Guaranteed Safe Reachability-based Trajectory Design for a High-Fidelity Model of an Autonomous Passenger Vehicle
For autonomous vehicle researchers, this paper extends a provably safe planning method from small robots to realistic passenger vehicles, showing practical feasibility.
This work applies the Reachability-based Trajectory Design (RTD) algorithm to a high-fidelity passenger vehicle model in CarSim, demonstrating safe real-time trajectory planning at speeds up to 15 m/s on a two-lane road with randomly-placed obstacles. RTD outperforms NMPC and RRT approaches in safety and real-time capability.

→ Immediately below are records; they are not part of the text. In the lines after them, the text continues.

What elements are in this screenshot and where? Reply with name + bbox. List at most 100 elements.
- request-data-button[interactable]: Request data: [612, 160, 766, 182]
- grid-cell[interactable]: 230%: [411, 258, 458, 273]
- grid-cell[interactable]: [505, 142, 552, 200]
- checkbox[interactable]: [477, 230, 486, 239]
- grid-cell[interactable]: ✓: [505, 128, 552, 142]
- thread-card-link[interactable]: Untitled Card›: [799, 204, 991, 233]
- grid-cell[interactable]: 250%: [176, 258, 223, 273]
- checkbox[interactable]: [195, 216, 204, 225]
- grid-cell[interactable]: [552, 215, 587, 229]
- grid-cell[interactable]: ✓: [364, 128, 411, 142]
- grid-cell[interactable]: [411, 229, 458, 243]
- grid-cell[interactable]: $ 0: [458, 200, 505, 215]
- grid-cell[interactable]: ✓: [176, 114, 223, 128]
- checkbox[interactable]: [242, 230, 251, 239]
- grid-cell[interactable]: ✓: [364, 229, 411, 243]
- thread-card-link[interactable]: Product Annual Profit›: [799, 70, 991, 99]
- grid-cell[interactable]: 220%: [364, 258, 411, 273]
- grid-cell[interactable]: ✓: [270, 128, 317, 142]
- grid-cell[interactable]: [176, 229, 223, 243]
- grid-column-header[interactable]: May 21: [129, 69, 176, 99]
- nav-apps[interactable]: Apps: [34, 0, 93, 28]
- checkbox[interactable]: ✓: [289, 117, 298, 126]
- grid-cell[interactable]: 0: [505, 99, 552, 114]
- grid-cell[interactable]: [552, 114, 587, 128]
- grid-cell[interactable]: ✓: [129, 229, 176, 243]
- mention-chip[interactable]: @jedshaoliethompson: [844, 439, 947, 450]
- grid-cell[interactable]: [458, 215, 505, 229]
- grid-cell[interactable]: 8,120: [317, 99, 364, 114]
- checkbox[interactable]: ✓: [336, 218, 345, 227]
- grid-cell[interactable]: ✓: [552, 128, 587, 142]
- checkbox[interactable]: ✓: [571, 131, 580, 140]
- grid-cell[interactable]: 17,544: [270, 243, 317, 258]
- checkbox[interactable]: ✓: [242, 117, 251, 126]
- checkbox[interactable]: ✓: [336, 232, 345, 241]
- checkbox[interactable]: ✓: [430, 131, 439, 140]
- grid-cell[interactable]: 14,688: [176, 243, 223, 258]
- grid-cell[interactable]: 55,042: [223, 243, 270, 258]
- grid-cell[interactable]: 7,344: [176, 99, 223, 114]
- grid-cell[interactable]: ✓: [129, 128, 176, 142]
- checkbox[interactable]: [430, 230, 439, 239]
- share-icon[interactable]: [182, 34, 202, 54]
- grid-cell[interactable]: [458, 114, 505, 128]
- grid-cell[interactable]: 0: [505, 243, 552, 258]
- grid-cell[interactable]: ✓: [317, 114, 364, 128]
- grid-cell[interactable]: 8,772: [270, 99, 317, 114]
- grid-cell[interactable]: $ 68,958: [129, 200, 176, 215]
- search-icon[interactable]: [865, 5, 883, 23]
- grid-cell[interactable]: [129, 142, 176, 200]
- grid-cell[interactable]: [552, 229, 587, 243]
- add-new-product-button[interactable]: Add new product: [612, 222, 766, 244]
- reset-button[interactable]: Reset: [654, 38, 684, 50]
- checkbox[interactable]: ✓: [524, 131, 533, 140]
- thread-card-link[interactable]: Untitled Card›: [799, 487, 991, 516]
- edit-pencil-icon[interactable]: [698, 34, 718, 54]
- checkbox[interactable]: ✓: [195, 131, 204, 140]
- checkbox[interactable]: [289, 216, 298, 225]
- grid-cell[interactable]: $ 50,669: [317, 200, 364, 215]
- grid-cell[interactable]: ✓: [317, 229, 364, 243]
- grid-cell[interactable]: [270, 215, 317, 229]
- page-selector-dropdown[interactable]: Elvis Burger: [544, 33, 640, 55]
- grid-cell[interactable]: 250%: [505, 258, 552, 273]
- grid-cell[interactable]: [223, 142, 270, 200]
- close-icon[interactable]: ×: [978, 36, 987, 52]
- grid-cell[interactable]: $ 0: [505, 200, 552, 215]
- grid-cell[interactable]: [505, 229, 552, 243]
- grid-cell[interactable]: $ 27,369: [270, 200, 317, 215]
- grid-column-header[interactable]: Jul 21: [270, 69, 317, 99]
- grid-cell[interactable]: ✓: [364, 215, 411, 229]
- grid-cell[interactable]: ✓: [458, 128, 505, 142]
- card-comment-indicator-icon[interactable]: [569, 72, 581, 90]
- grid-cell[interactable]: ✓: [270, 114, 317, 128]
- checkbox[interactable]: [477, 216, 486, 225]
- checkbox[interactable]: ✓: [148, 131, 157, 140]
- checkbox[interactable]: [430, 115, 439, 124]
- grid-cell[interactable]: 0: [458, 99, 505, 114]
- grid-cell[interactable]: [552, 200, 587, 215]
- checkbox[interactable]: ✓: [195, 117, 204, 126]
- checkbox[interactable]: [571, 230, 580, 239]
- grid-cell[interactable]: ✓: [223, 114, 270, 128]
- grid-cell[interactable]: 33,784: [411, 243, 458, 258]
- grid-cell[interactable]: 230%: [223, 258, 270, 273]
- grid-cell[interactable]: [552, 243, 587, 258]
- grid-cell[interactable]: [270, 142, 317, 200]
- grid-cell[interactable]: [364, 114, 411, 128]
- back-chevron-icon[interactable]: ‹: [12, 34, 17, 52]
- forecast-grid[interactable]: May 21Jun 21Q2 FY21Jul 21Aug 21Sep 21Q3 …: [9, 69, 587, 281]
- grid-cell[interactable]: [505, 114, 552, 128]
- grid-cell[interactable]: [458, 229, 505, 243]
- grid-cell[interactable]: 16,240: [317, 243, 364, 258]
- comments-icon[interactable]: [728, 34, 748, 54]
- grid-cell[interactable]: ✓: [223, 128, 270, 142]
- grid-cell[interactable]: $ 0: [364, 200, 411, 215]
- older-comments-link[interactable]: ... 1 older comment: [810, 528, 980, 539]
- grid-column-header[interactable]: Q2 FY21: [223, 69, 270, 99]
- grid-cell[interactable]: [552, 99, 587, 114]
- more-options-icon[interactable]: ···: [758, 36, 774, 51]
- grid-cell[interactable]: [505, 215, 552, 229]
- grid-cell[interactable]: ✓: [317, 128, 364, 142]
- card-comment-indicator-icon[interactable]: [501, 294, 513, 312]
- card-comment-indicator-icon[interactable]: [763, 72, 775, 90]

Trajectory planning is challenging for autonomous cars since they operate in unpredictable environments with limited sensor horizons. To incorporate new information as it is sensed, planning is done in a loop, with the next plan being computed as the previous plan is executed. The recent Reachability-based Trajectory Design (RTD) is a provably safe, real-time algorithm for trajectory planning. RTD consists of an offline component, where a Forward Reachable Set (FRS) is computed for the vehicle tracking parameterized trajectories; and an online part, where the FRS is used to map obstacles to constraints for trajectory optimization in a provably-safe way. In the literature, RTD has only been applied to small mobile robots. The contribution of this work is applying RTD to a passenger vehicle in CarSim, with a full powertrain model, chassis and tire dynamics. RTD produces safe trajectory plans with the vehicle traveling up to 15 m/s on a two-lane road, with randomly-placed obstacles only known to the vehicle when detected within its sensor horizon. RTD is compared with a Nonlinear Model-Predictive Control (NMPC) and a Rapidly-exploring Random Tree (RRT) approach. The experiment demonstrates RTD's ability to plan safe trajectories in real time, in contrast to the existing state-of-the-art approaches.